The tower falls in the middle of the store, and somehow you come out the other side more humble and less rattled.
It happens in full public view, the way these things always do — a sound, a smell, a look on your kid's face that tells you everything before you've even checked. There is no dignified way through a diaper blowout in the middle of a store, and you stop trying to find one. You just handle it, calmly, competently, in front of God and the entire produce section, and emerge on the other side unbothered in a way past-you would never have believed possible.
This is the Tower's real gift, dressed in a much less dramatic outfit: the collapse of your dignity turns out to be survivable, even freeing. You can't be embarrassed by parenthood forever — eventually you run out of shame to spend, and what's left is just competence. Today, let the tower fall. You'll be standing on the other side of it faster than you think.
what may cross your path
My dignity can survive this. It already has, before.

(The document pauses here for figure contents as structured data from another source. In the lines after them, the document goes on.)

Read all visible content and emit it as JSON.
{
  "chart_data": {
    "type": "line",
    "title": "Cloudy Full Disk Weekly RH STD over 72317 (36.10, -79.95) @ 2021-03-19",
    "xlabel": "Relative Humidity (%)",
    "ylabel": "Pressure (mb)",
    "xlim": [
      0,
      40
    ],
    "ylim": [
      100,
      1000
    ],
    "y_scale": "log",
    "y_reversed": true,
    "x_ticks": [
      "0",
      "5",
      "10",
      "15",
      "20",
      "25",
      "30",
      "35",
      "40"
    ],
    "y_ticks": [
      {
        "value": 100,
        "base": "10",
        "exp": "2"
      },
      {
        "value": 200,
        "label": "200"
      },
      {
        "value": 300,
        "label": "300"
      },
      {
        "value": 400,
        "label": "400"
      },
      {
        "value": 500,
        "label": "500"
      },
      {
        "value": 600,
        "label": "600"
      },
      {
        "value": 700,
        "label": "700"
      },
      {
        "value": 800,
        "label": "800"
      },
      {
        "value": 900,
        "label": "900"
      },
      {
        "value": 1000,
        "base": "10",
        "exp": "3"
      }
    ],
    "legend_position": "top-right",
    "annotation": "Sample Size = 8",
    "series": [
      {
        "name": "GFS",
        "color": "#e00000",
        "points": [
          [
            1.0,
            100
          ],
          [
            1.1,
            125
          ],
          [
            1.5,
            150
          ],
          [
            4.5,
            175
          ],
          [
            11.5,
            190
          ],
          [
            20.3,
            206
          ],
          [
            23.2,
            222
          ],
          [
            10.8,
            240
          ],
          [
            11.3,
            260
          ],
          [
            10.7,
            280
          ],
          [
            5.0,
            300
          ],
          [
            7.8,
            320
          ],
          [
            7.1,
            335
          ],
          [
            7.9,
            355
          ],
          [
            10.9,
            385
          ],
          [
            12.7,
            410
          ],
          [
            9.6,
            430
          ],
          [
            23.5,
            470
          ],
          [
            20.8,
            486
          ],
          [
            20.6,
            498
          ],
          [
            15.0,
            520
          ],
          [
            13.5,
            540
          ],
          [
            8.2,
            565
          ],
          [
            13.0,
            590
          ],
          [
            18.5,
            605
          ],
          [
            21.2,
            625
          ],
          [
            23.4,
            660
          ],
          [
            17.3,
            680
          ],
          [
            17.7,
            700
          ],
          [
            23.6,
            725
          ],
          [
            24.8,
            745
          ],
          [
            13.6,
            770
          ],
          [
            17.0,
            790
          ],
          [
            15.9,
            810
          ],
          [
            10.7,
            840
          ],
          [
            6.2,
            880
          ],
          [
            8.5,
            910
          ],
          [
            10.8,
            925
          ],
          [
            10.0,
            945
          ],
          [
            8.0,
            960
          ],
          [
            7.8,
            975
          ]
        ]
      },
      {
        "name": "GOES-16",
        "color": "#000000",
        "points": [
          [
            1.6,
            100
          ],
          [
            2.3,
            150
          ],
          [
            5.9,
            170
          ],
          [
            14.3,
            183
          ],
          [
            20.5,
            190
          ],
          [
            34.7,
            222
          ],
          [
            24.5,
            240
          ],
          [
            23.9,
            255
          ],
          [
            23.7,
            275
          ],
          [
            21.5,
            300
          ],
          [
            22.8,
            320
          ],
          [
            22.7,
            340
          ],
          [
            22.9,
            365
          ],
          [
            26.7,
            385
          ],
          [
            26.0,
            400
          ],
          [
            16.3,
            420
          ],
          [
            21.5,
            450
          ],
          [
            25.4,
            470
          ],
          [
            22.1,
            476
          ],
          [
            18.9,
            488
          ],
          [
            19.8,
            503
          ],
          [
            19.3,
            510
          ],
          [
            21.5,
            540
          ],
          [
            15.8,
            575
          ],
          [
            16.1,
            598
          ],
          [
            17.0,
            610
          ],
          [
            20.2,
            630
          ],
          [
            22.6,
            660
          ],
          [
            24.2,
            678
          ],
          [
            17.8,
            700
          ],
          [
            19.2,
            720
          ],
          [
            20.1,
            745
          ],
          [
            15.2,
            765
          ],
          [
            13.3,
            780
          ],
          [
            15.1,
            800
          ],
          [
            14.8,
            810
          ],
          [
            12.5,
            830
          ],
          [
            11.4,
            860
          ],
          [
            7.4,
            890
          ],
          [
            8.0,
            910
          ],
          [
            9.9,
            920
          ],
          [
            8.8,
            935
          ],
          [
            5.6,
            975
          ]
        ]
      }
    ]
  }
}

This is the version where the tower falls and the emergency kit has already been spent. One wipe. No spare outfit. A growing audience in aisle seven that you can feel without looking. The calm competence you usually bring to this exact disaster is nowhere in reach, because for once, the supplies genuinely aren't either.
The Tower reversed isn't a bigger disaster than usual — it's the same disaster, minus your usual safety net, and the panic that creeps in when you realize you're improvising in real time with an audience. Ask for help. A stranger with a spare onesie, a store employee, anyone. This is exactly the moment humility was built for.
what may cross your path
Running out of supplies doesn't mean I'm out of options.